More importantly, Japanese animators have long drawn inspiration from non-Japanese sources. Osamu Tezuka, the so-called “god of manga,” was an avid fan of Walt Disney as a child. He eventually pioneered an aesthetic—bold lines, big heads, and large eyes—first developed by Disney, and his comics brim with overt visual references to characters like Mickey Mouse. Tezuka’s influence on the Japanese animation industry meant that his visual style would become synonymous with that of anime and manga, entrenching as essentially Japanese what had begun as American.
“The idea that Japanese animation has always been somehow intrinsically unique is somewhat misleading,” said Jacobowitz. “It does have a distinctive look—at times—but there are all kinds of constant references to American pop culture, whether it be Star Wars, or the Blade Runner, or Miami Vice, or the Terminator.
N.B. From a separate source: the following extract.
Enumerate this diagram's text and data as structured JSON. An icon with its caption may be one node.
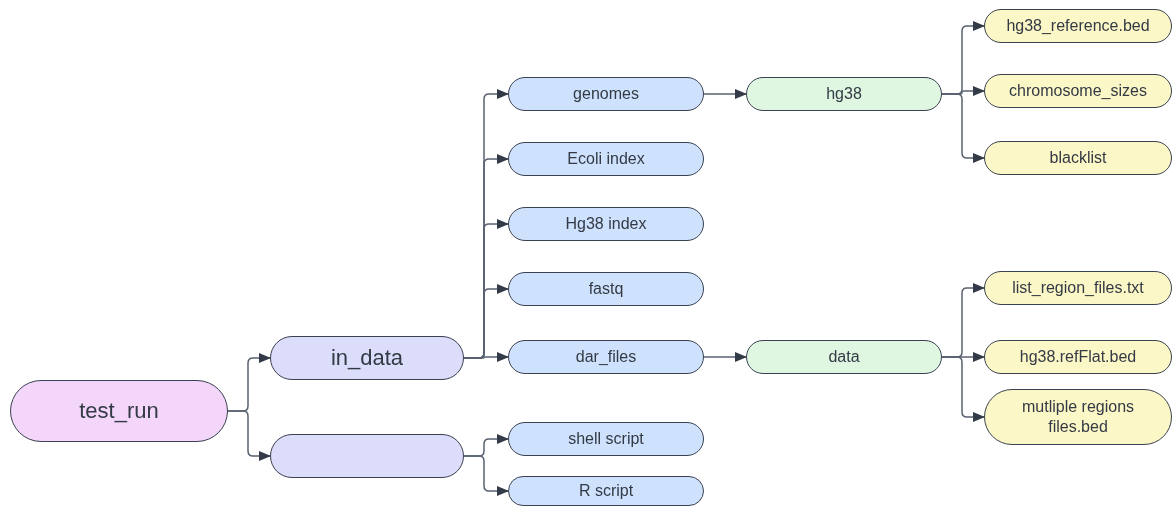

In a certain sense, there has never been a hermetically sealed, essentially Japanese art form that is just unique to Japan.”
Not that the cultural exchange has been a one-way street. The transfer came full circle in 1994, when Disney released The Lion King, which drew heavily on Tezuka’s 1960s animated television series Kimba the White Lion. Meanwhile, the visual and narrative aesthetics of Hayao Miyazaki’s films and other touchstones of Japanese animation heavily influenced popular American shows like Avatar: The Last Airbender and Samurai Jack.
As cultural and economic globalization erode the national boundaries of the animation production landscape, the international understanding of the term “anime” as singularly Japanese appears destined to undergo fundamental redefinition.
“We can expect to see convergence,” said Jacobowitz. “As people all over the world are consuming the same things, or almost the same things, they also adopt [a] similar degree of homogeneity in their aesthetic…That seems to be where anime is likely to head.”
For a longtime fan like Yoon, anime’s booming global popularity and gradual (but ongoing) transition from niche subculture to global culture is bittersweet. He’s happy to see more people share his passion, and he believes that anime’s international success is economically healthy for an industry that has struggled domestically in recent years. But he also recognizes that Jacobowitz is correct: As anime flows into the cultural mainstream, it is likely to become something else.
“I am actually really happy with how things are currently; it doesn’t really bother me that it’s a niche interest,” said Yoon. “You have those cross-cultural hits that I very much enjoy. But I think I come to anime for what it can offer that other mediums can’t, and to reach a broader audience it would have to become like other types of existing media—and I think we’d be losing something there.”